How to filter the row which contains all vowels in the column value. for example, the table letters contains list of column value.
str
----
apple
orange
education
I tried the sql with like command.
select str from letters
where
str like '%a%'
and str like '%e%'
and str like '%i%'
and str like '%o%'
and str like '%u%'
Would like to know is there any better way to handle this? Expected output is : education
CodePudding user response:
You can use ilike all() to make that shorter
select str
from letters
where str ilike all (array['%a%', '%e%' , '%i%', '%o%', '%u%'])
CodePudding user response:
You can use arrays for that
the build in array function @> means contains, which does exactly what you want, so all values from the ARRAY['a','e','i','o','u'] must be in the array regexp_split_to_array(str, '\s*')

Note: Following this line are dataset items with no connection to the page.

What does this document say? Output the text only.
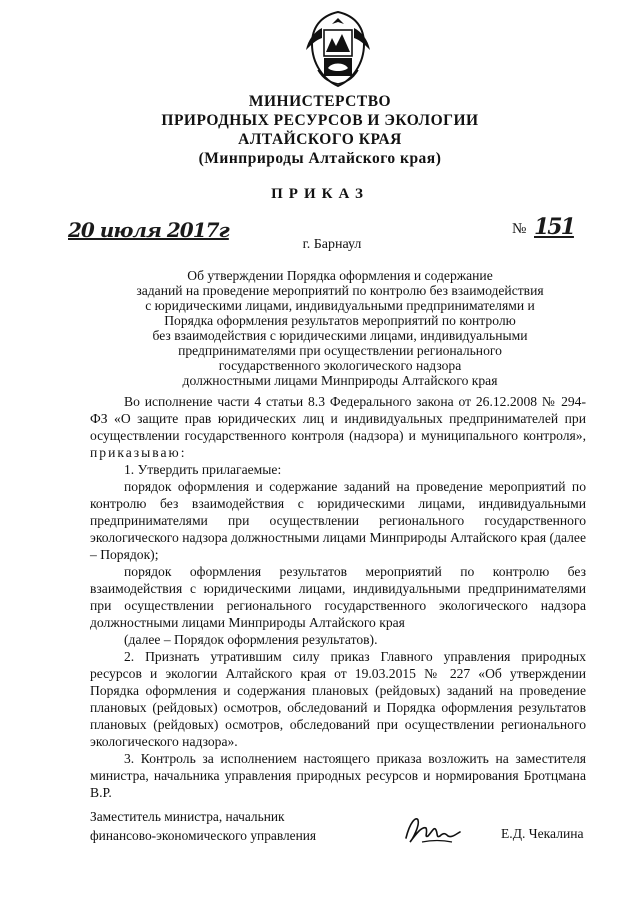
МИНИСТЕРСТВО
ПРИРОДНЫХ РЕСУРСОВ И ЭКОЛОГИИ
АЛТАЙСКОГО КРАЯ
(Минприроды Алтайского края)
ПРИКАЗ
20 июля 2017г	№ 151
г. Барнаул
Об утверждении Порядка оформления и содержание
заданий на проведение мероприятий по контролю без взаимодействия
с юридическими лицами, индивидуальными предпринимателями и
Порядка оформления результатов мероприятий по контролю
без взаимодействия с юридическими лицами, индивидуальными
предпринимателями при осуществлении регионального
государственного экологического надзора
должностными лицами Минприроды Алтайского края

Во исполнение части 4 статьи 8.3 Федерального закона от 26.12.2008 № 294-ФЗ «О защите прав юридических лиц и индивидуальных предпринимателей при осуществлении государственного контроля (надзора) и муниципального контроля», приказываю:

1. Утвердить прилагаемые:

порядок оформления и содержание заданий на проведение мероприятий по контролю без взаимодействия с юридическими лицами, индивидуальными предпринимателями при осуществлении регионального государственного экологического надзора должностными лицами Минприроды Алтайского края (далее – Порядок);

порядок оформления результатов мероприятий по контролю без взаимодействия с юридическими лицами, индивидуальными предпринимателями при осуществлении регионального государственного экологического надзора должностными лицами Минприроды Алтайского края

(далее – Порядок оформления результатов).

2. Признать утратившим силу приказ Главного управления природных ресурсов и экологии Алтайского края от 19.03.2015 № 227 «Об утверждении Порядка оформления и содержания плановых (рейдовых) заданий на проведение плановых (рейдовых) осмотров, обследований и Порядка оформления результатов плановых (рейдовых) осмотров, обследований при осуществлении регионального экологического надзора».

3. Контроль за исполнением настоящего приказа возложить на заместителя министра, начальника управления природных ресурсов и нормирования Бротцмана В.Р.

Заместитель министра, начальник
финансово-экономического управления	Е.Д. Чекалина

a_horse_with_no_name write in the comments
regexp_split_to_array(str, '\s*') can be simplified to string_to_array(str, null)
so i added it to the answer
SELECT * FROm table1
WHERE
regexp_split_to_array(str, '\s*') @> ARRAY['a','e','i','o','u']
| str |
|---|
| education |
SELECT 1
SELECT * FROm table1
WHERE
string_to_array(str, null) @> ARRAY['a','e','i','o','u']
| str |
|---|
| education |
SELECT 1